MAHKEMESİ : ... Bölge Adliye Mahkemesi 21. Hukuk Dairesi
Taraflar arasındaki tazminat davasından dolayı yapılan yargılama sonunda İlk Derece Mahkemesince davanın reddine karar verilmiştir.
Kararın davacı vekili tarafından istinaf edilmesi üzerine, Bölge Adliye Mahkemesince başvurunun esastan reddine karar verilmiştir.

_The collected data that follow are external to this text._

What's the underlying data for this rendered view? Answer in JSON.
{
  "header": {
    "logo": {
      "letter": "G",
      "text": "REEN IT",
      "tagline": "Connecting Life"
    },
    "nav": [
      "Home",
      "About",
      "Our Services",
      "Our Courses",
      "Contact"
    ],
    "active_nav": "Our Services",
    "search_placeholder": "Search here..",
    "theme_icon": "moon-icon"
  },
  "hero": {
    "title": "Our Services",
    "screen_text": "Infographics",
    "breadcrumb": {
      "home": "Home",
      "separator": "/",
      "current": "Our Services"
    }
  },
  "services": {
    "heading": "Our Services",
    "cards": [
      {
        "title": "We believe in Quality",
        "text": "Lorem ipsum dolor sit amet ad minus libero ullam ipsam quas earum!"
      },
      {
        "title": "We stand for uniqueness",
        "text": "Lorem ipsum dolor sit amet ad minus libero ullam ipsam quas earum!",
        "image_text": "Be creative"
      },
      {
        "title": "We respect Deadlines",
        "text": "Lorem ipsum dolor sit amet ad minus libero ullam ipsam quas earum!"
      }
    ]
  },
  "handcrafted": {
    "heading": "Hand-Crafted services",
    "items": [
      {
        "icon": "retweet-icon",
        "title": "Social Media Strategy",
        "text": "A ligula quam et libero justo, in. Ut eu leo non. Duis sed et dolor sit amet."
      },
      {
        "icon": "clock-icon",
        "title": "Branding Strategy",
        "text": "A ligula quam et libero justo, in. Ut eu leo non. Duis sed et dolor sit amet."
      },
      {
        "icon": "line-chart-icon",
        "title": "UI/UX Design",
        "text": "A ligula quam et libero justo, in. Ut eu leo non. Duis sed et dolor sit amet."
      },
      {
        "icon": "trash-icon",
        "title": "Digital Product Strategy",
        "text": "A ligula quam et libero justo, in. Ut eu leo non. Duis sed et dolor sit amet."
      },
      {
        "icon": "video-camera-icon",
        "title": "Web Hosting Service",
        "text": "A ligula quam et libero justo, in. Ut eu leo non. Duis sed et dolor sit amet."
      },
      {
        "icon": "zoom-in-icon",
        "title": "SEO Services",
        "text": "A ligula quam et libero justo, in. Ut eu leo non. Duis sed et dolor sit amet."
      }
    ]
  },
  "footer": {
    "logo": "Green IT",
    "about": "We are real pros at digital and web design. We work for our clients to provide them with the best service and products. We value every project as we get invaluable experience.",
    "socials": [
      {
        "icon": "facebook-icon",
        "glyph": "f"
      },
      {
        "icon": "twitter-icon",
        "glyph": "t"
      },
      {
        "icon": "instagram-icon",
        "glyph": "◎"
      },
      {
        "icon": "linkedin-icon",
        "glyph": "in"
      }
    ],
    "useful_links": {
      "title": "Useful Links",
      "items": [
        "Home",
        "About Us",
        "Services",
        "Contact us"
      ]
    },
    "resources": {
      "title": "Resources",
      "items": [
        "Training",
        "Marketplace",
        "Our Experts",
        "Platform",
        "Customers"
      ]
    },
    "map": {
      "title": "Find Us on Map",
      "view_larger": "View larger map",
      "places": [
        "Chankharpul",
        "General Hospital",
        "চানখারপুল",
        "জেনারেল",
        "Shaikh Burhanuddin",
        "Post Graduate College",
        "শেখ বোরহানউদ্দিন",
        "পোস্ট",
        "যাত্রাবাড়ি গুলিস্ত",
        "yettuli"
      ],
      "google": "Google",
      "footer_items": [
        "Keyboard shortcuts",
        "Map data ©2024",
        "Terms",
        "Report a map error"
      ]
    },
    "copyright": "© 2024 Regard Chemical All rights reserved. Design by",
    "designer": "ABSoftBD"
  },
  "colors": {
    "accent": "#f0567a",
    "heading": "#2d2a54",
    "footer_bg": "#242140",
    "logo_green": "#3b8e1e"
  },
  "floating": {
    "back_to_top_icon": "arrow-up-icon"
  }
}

Bölge Adliye Mahkemesi kararı davacı vekili tarafından temyiz edilmekle; kesinlik, süre, temyiz şartı ve diğer usul eksiklikleri yönünden yapılan ön inceleme sonucunda, temyiz dilekçesinin kabulüne karar verildikten ve Tetkik Hâkimi tarafından hazırlanan rapor dinlendikten sonra dosyadaki belgeler incelenip gereği düşünüldü:
I. DAVA
Davacı vekili; davalı banka ile 08.10.2007 tarihinde konut kredisi sözleşmesi imzaladığını, kendisinden normal piyasa koşullarında tahsil edilecek faiz miktarından fazla haksız faiz tahsil edildiğini, Rekabet Kurulunun 08.03.2013 tarihli ve 13-13/198-100 sayılı kararıyla aralarında davalı bankanın da bulunduğu 12 bankanın 21.08.2007-22.09.2011 tarihleri arasında mevduat, kredi ve kredi kartı hizmetleri alanında anlaşma ve/veya uyumlu eylem içerisinde bulunmak suretiyle 4054 sayılı Rekabetin Korunması Hakkında Kanun'un 4 üncü maddesini ihlal ettiklerine karar verildiğini, davalının eyleminin hukuka aykırı olduğunu, bu nedenle idari para cezası verildiğini, davalı bankanın söz konusu ihlali nedeniyle daha yüksek faiz ödemek zorunda kalarak zarara uğradığını, 4054 sayılı Rekabetin Korunması Hakkında Kanun'un 57 nci ve 58 inci maddelerinde uğranılan maddi zararın ya da zarara neden olanların elde ettiği ya da elde etmesi muhtemel olan kârların 3 katı oranında tazminata hükmedilebileceğinin düzenlendiğini belirterek fazlaya ilişkin hakları saklı kalmak kaydıyla davalının 4054 sayılı Rekabetin Korunması Hakkında Kanun'un 58 inci maddesi uyarınca zararının 3 katı oranında ve şimdilik 5.000,00 TL'nin dava tarihinden itibaren başlayacak avans faiziyle birlikte, davalı tarafından tazminine karar verilmesini talep etmiştir.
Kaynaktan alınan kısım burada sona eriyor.